Further, in the above embodiment, as the element antennas 61 to 66, omnidirectional antennas in a horizontal plane such as a monopole antenna can be used when the height conditions are loose. Further, instead of the 2 × 3 element array antenna used in the above embodiment, the number of element antennas and the array shape can be changed according to required conditions such as required gain and beam width.

[Advantages of the Invention] The invention holds a conductor plate by a dielectric and protects and insulates the inner conductor of the coaxial connector so that the inner conductor of the coaxial connector is not exposed to the outside. Connected, lightweight,
The effect is that the insulation of the inner conductor is ensured, the damage to the inner conductor is small, and the efficient antenna device for mounting on a moving body is obtained.

[Brief description of drawings]

FIG. 1 is a schematic configuration diagram showing an antenna device according to an embodiment of the present invention, FIG. 2 is a schematic sectional configuration diagram showing each element antenna used in the antenna device of FIG. 1, and FIG.
1 is a schematic configuration diagram showing a feeding circuit used in the antenna device of FIG. 1, and FIG. 4 is a schematic configuration diagram showing a conventional antenna device. In the figure, 7 ... Antenna device, 10 ... Ground conductor plate, 11
...... Radiation conductor plate, 12 ...... Coaxial connector, 13 ...... Inner conductor, 14
...... 2 distributors, 15 …… 3 distributors, 16 …… I / O terminals, 61
〜66 …… Element antenna, SW1 ～ SW12 …… Switch,
P1 to P6 ... Fixed phase shifters. In the drawings, the same reference numerals indicate the same or corresponding parts.

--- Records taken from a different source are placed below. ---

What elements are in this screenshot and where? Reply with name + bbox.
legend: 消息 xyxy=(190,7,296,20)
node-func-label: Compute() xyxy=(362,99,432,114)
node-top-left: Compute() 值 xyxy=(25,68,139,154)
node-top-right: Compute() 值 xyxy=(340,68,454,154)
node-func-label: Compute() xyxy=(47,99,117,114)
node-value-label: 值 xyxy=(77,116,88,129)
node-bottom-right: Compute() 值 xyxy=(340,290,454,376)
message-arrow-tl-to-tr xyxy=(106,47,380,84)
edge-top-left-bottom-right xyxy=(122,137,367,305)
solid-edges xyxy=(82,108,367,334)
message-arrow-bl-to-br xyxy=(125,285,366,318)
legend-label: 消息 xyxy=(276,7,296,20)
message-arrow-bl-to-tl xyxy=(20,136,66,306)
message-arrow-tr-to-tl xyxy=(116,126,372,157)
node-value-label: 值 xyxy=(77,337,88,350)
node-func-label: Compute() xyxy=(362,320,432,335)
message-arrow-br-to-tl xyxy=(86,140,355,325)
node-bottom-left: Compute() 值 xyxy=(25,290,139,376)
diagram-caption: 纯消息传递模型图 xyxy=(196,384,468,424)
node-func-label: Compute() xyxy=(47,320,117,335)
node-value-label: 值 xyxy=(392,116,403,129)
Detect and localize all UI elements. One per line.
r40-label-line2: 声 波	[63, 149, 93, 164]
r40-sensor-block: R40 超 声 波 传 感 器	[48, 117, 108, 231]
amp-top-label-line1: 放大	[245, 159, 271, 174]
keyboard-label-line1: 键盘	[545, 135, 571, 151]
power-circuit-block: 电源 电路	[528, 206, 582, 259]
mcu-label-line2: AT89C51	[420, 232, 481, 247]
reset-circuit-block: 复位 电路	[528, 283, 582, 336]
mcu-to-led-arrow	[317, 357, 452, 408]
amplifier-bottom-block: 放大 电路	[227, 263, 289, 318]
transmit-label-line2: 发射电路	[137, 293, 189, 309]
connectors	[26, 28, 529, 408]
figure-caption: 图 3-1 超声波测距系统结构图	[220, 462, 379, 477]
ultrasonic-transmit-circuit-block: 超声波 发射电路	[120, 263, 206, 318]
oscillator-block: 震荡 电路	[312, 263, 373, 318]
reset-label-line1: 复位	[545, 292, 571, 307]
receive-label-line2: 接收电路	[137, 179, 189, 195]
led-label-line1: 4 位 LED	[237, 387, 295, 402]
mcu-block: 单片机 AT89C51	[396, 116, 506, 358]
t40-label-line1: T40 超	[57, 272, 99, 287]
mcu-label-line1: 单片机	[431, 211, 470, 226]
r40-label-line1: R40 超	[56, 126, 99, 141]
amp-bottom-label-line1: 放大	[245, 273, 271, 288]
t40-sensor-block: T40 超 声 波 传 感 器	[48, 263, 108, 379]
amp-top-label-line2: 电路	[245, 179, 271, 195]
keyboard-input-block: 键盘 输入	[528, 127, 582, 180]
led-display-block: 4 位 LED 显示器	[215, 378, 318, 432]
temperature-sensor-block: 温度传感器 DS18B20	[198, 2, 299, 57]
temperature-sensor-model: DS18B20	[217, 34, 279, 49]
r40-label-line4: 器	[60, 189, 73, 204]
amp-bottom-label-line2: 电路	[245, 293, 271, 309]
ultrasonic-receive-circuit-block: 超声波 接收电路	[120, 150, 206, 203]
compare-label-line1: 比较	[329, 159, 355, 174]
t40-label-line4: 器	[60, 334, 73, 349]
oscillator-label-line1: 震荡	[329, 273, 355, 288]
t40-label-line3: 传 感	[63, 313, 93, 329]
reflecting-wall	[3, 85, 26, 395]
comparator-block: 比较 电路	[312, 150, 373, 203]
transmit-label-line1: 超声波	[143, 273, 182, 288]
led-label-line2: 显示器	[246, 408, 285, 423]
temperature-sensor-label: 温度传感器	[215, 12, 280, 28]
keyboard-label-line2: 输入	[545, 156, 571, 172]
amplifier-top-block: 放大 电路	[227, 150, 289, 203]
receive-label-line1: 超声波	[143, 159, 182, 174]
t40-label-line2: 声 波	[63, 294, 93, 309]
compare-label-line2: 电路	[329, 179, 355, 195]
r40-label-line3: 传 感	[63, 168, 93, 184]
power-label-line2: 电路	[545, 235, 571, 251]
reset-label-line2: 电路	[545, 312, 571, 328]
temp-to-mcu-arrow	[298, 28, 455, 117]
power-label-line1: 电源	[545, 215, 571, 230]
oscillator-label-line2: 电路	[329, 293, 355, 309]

 ─────────────────────────────────────────────────── ─── Continuation of the front page (72) Masaru Numazaki 5-1-1, Ofuna, Kamakura-shi, Kanagawa Mitsubishi Electric Corporation Information & Electronics Laboratory (72) Inventor Takayoshi Furuno 325 Kamimachiya, Kamakura-shi, Kanagawa Mitsubishi Electric Kamakura Manufacturing Co., Ltd. (72) Inventor Yoshiyuki Chatani 325 Kamimachiya, Kamakura City, Kanagawa Prefecture Mitsubishi Electric Co., Ltd. Kamakura Manufacturing (56) Reference JP 61-171203 (JP, A) (JP, U)

Claims (1)

[Claims] 1. An antenna device comprising a plurality of element antennas arranged, wherein the element antenna comprises a ground conductor plate and a conductor plate provided in parallel with the ground conductor plate.
A feeding circuit for feeding power to each of the element antennas by using a capacitor antenna having substantially non-directional radiation characteristics in a plane parallel to the ground conductor plate and arranging a plurality of the conductor plates on the same plane. By providing a plurality of fixed phase shifters, switches and distributors, all of the element antennas are always operated, and the radiation beam is switched in a plurality of directions in a plane parallel to the ground conductor plate. An antenna device mounted on a body, comprising: a dielectric body that is attached to the ground conductor plate and holds the conductor plate; and a coaxial plug seat that is attached to the ground conductor plate. A movable body mounting antenna device, wherein a conductor penetrates through the inside of the dielectric and is connected to the conductor plate.